Victor Skaar, a retired Chief Master Sgt. who was stationed at Moron Air base in Spain in 1966, said that on the morning of January 17, there was an aircraft accident involving nuclear weapons.

A B-52 and KC-135 were refueling and they crashed. Four bombs were aboard the B52. This was during the Cold War, and even years later the airmen who were there, said they were told, ‘you just don’t talk about it’.

There had been wreckage strewn over a large area and a  large-scale cleanup operation was launched.

All of the responders started heading south toward a small village called Palomares, on the Mediterranean Sea. There was lots of talk of heavy radiation – but the servicemen were not specifically told that during the cleanup effort. They combed the area looking for bombs, but  were given no protective clothing or respiratory equipment.

Later, some of the men were told to go into the salt water to clean themselves off — after techs used special equipment to determine if they’d been exposed to radiation.

Frank Thompson, a 22-year-old trombone player in the Air Force at the time, now has cancer in his liver, lung and kidney.  In an Opinion article in the Buffalo News , it states:

“Thompson is saddled with high medical expenses – $2,200 a month for treatment. Treatment would be free at a Veterans Affairs hospital if the Air Force recognized him as a victim of radiation. It doesn’t.”

Dr. Lawrence Odland led the initial efforts to test radiation levels of the military responders and had been doing research at Wright-Patterson AFB. He was featured in the New York Times article about the hydrogen bomb accident.

Odland recalled, “It was obvious there was plutonium involved”.  He recommended doing  a long-term analysis, but his bosses did not give him the green light. The Air Force never conducted a comprehensive study of whether radioactivity prompted elevated cancer rates in the 1,600 responders–  the Times reported.

No one from the Air Force has acknowledged the fact that there was even a possibility the responders could have been exposed to dangerous levels of radiation – family members of the victims say.

Many of them went to the VA to get treatment, but were denied.
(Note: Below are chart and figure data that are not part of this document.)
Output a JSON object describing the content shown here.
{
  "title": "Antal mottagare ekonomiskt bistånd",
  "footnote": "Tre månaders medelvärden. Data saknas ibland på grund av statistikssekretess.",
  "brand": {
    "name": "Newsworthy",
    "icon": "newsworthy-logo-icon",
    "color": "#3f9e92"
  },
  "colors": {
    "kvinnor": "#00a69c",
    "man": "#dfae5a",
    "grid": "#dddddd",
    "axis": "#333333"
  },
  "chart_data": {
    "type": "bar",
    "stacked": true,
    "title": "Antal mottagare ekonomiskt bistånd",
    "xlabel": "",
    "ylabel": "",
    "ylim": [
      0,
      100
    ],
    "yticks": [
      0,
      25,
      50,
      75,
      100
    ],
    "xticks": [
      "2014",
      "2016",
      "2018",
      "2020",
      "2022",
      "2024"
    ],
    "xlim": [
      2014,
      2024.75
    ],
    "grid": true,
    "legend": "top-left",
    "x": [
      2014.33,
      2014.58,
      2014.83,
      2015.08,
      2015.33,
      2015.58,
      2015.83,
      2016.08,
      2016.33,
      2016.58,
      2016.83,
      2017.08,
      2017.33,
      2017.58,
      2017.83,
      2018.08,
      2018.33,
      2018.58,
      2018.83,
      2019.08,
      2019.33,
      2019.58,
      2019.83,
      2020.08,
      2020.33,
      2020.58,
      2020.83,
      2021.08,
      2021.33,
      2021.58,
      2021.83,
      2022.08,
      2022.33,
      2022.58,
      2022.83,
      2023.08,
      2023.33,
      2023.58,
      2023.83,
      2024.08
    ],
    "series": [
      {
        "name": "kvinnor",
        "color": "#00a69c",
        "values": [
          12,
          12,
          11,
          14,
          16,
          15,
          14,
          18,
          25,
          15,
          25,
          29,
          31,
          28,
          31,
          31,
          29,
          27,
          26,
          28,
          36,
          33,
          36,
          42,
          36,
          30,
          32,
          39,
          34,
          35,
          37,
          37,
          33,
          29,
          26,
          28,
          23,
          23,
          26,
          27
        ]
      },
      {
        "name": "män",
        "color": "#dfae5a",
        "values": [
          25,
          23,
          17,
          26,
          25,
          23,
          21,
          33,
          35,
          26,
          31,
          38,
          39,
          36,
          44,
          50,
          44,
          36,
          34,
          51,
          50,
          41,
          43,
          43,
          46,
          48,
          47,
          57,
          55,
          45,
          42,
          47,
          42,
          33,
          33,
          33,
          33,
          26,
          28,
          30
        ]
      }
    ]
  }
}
They also found documentation missing from their military records –specifically from their time in Palomares.

‘Why did the Air Force deny the existence of being there’, one of the vets asked. Clearly it was some sort of cover-up. he said.

In 1967, the Atomic Energy Commission issued a classified memo detailing the military’s refusal to continue monitoring the responders at Palomares — better known as the “sleeping dog policy.”

The casings of two B28 nuclear bombs involved in the Palomares incident are on display at the National Museum of Nuclear Science & History in Albuquerque, New Mexico.

The casings of two B28 nuclear bombs involved in the Palomares incident are on display at the National Museum of Nuclear Science & History in Albuquerque, New Mexico.

Nolan Watson, who was also at the crash site, was diagnosed with kidney cancer in 2002. In 2010, more cancer showed up in his remaining kidney. Recent abnormal blood tests suggested leukemia, the Times reported.

Nona Watson, Nolan’s wife,  told the NYT:  “They’re waiting for them to die”.

The airmen say they’re not looking for financial gain at this point in their lives — they  just want the Air Force to accept responsibility.